After T2 became popular, they created the website and started online business services in 2004 (Tea Too Pty Ltd. 2016). When customers start to purchase goods via online services, they have an inclination to choose the online service which is attached to their favourite retail stores. In the beginning, customers are not familiar with the online system and have some doubts about the products and service, but they would be getting used to it and move to the online distribution channel from their favourite retail store. Also, online distribution channel is more easily accessible so customers might prefer to shop in online store (Melis et al. p.284). Therefore, online services that T2 introduced in 2004 have helped to make their products more accessible to customers who have already shopped in retail stores before.
Recently, consumers are able to purchase T2 products in retail intermediaries such as department stores. For instance, David Jones which is one of the biggest department stores in Australia sells the range of T2 products. This makes much easier for customers to access their products in different locations. Also, department store has luxury, unique, differentiation and a top-class shop experience for customers (Medina 2010). Therefore, selling T2 products in department stores sustains brand value.
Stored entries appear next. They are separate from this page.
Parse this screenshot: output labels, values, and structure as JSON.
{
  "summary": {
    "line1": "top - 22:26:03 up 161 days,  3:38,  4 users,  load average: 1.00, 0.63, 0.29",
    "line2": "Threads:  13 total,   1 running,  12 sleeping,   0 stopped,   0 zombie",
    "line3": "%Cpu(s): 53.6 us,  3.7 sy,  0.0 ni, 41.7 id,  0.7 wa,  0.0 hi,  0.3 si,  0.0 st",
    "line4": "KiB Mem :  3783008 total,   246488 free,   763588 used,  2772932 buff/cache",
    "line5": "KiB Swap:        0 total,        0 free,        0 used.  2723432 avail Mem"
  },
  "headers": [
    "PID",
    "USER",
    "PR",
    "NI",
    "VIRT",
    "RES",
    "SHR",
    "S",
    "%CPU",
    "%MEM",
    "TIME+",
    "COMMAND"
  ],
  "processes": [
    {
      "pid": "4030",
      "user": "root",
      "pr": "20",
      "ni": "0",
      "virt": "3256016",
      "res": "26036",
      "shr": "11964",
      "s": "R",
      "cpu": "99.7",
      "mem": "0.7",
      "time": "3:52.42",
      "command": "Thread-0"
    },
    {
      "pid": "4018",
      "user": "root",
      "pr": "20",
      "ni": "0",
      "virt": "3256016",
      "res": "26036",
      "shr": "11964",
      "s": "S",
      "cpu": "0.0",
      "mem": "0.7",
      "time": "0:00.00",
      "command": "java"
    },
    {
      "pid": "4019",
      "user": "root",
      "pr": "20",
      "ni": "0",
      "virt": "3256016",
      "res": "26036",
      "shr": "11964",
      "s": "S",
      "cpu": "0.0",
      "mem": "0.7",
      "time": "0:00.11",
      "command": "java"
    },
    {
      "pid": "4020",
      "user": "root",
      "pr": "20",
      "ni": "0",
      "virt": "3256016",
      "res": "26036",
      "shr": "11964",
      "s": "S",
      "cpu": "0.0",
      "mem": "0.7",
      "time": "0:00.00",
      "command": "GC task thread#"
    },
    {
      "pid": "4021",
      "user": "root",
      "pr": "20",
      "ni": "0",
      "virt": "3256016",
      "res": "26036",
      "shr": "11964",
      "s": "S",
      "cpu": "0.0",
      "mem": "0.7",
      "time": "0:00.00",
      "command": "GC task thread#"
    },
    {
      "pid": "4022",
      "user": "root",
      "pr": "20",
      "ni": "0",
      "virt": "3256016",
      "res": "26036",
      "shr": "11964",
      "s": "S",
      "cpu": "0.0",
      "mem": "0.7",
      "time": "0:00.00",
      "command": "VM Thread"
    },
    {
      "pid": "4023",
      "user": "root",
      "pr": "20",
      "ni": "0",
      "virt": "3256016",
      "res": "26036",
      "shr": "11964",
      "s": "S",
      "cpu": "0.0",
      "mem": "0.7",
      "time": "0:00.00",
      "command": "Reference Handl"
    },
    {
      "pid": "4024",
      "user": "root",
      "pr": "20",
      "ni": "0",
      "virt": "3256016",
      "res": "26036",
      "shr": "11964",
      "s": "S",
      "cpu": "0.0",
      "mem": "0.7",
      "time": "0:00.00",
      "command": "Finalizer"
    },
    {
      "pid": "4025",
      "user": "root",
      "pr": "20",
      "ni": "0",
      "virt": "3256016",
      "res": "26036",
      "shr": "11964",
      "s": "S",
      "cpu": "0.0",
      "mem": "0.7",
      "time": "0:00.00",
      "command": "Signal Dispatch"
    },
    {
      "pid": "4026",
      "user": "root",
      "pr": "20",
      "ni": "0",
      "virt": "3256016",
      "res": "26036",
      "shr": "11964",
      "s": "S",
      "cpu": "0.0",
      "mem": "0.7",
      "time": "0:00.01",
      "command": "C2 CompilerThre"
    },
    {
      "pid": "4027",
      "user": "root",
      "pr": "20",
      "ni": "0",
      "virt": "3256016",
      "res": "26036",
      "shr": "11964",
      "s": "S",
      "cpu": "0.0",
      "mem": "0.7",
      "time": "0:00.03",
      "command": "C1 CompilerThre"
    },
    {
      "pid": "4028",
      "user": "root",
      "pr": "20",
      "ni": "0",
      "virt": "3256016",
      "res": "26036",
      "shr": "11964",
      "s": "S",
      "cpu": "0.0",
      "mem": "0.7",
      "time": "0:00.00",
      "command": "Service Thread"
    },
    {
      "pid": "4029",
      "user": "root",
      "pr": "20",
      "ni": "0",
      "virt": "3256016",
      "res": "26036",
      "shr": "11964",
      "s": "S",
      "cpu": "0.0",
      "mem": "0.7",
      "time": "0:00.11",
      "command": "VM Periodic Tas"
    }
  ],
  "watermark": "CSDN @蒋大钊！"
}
In addition, T2 serves their products to restaurants, cafes, hotels, cultural events, corporate clients and so on (Sue 2016). They have been engaging with many different business partners to share their flavoured tea and their products have become more familiar with consumers.
In conclusion, T2 provides their products via number of distribution channels. They started from own retail stores and now take advantage of online services, department store, restaurants and so on. Consequently, there are more places to purchase and try T2 products for consumers and this leads to the success of T2.